We interact daily with complex service systems for a plethora of reasons (e.g., transportation to reach our office, energy, telecommunications, etc.). The importance of the service economy has risen dramatically during the last 20-30 years, although only in the last decade has the scientific community, with the conceptualization of Service-Dominant Logic (SDL) and Service Science, Management and Engineering (SSME, Service Science in short), put a strong multidisciplinary emphasis on the general understanding and improvement of service systems2 (Giuiusa, Spohrer, & Modi, 2012).

According to the research stream of Service-Dominant Logic (Vargo & Lusch, 2004; Vargo et al., 2006; Vargo, 2011; Lush & Vargo, 2011), service is the fundamental basis of exchange (Vargo & Lush, 2008). In fact, one of the fundamental premises of SDL is that all economies are service economies. Hence, what has changed today’s perception of service is not that “services are overtaking goods in economic activity, but rather that the relative inadequacy of the goods-based classification system of businesses for capturing and informing changes in economic activity is becoming increasingly apparent” (Vargo & Lush, 2008).

SDL defines service as the process of using one’s resources (skills and knowledge) for the benefit of another entity (Vargo & Lusch, 2004; Vargo & Lusch, 2006). Consequently the concept of “two entities, one creating value (producer) and another destroying value (consumer), typical of Good-dominant logic, in a service context make no-sense” (Maglio et al., 2009). So, value can only be cocreated3 (Vargo & Lusch, 2006) and it is implicit in the interactional nature of service (Vargo & Lusch, 2008).

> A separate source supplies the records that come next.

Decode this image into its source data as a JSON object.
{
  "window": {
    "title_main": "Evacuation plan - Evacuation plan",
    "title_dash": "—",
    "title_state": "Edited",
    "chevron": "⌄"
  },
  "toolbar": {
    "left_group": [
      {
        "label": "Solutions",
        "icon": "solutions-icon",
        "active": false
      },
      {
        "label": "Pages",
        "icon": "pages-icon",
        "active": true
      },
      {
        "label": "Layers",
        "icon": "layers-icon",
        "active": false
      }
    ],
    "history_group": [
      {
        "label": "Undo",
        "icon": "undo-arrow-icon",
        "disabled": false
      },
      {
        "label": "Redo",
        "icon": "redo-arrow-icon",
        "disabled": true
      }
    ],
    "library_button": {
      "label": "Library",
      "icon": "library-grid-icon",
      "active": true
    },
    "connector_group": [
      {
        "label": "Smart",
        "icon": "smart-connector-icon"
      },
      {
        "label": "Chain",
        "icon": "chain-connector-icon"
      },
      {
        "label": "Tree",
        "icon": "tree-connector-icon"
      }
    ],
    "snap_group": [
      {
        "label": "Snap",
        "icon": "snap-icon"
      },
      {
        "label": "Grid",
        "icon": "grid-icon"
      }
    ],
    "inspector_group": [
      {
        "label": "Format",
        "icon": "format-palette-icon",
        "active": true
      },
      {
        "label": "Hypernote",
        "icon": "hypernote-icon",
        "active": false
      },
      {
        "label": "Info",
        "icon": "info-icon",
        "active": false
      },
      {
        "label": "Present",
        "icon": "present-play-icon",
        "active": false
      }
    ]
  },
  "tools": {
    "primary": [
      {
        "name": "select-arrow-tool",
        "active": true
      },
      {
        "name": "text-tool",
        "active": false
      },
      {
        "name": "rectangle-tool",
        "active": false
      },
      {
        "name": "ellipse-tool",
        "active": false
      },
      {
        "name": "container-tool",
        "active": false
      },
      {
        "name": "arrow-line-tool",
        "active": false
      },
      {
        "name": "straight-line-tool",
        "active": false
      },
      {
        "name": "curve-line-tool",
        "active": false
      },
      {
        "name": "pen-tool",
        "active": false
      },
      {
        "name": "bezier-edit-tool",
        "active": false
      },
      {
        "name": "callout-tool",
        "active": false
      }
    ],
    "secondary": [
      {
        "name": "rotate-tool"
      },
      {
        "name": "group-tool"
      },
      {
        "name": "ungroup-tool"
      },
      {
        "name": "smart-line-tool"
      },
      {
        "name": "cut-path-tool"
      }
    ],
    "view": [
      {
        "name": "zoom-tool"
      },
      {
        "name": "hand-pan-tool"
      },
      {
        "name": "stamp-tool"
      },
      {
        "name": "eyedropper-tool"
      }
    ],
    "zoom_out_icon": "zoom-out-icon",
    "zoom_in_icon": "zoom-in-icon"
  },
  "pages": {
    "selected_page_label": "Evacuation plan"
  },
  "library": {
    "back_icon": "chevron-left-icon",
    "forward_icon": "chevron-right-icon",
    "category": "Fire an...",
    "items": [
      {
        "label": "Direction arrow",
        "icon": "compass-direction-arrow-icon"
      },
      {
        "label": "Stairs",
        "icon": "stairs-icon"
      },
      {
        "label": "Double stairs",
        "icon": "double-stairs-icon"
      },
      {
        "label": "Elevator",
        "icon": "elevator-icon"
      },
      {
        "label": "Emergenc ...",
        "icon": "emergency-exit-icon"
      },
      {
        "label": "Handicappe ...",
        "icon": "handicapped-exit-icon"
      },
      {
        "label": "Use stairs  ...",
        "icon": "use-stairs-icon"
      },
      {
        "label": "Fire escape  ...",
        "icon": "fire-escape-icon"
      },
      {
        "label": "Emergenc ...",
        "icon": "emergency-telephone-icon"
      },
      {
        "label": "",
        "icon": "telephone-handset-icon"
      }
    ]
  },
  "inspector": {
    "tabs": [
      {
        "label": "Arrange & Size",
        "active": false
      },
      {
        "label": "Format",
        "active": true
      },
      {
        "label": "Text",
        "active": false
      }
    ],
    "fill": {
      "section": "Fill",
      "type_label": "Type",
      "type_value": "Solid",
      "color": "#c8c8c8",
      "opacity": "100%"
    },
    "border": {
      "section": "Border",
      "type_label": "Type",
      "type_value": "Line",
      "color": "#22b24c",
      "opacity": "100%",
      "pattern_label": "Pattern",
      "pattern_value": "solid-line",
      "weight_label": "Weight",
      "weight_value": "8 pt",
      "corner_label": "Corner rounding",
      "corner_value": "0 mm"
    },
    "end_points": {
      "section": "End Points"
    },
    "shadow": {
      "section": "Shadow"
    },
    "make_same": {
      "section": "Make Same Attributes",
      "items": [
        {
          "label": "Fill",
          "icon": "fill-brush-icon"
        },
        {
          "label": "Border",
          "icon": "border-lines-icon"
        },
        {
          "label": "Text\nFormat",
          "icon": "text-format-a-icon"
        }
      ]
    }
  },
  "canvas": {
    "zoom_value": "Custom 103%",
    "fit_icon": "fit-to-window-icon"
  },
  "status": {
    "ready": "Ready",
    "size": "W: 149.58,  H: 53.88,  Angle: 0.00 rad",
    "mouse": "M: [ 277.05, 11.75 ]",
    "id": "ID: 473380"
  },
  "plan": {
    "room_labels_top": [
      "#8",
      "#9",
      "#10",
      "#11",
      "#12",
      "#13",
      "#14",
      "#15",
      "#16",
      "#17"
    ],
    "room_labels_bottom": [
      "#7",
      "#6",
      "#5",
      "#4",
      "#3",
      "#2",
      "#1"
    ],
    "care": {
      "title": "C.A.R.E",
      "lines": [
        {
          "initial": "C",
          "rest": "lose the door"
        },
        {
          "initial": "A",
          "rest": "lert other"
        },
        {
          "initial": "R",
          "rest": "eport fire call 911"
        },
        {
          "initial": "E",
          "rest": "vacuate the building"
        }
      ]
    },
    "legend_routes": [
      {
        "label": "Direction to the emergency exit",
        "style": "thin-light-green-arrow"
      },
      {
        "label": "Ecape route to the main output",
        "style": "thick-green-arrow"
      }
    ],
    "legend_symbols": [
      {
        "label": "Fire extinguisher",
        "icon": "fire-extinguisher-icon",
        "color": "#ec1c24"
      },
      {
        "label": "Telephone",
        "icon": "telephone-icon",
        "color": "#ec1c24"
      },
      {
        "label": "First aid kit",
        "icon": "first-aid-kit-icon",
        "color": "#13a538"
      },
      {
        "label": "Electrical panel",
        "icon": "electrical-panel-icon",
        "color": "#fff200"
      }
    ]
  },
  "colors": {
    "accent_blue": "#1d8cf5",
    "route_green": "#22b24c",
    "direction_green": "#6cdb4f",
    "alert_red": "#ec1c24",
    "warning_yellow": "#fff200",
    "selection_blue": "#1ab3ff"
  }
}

Service science is an emerging transdiscipline integrating insights from existing disciplines (e.g., service marketing, service operations, service computing, service design, service economics, service engineering, etc.) into a new whole without replacing any of the parts. Each disciplinary part contributes to the evolution of value-cocreation interactions between complex service systems, with universities from around the world directly involved in generating new knowledge, the benefits of which are leading to global transformation and societal progress (Lella, et al., 2012; Spohrer & Giuiusa, 2012; Spohrer et al., 2013). Service Science (Maglio et al., 2010) has adopted value-cocreation as one of the defining characteristics of service systems (Yang et al., 2013), which is part of the Service System Worldview based on Service-Dominant Logic (Maglio et al., 2009).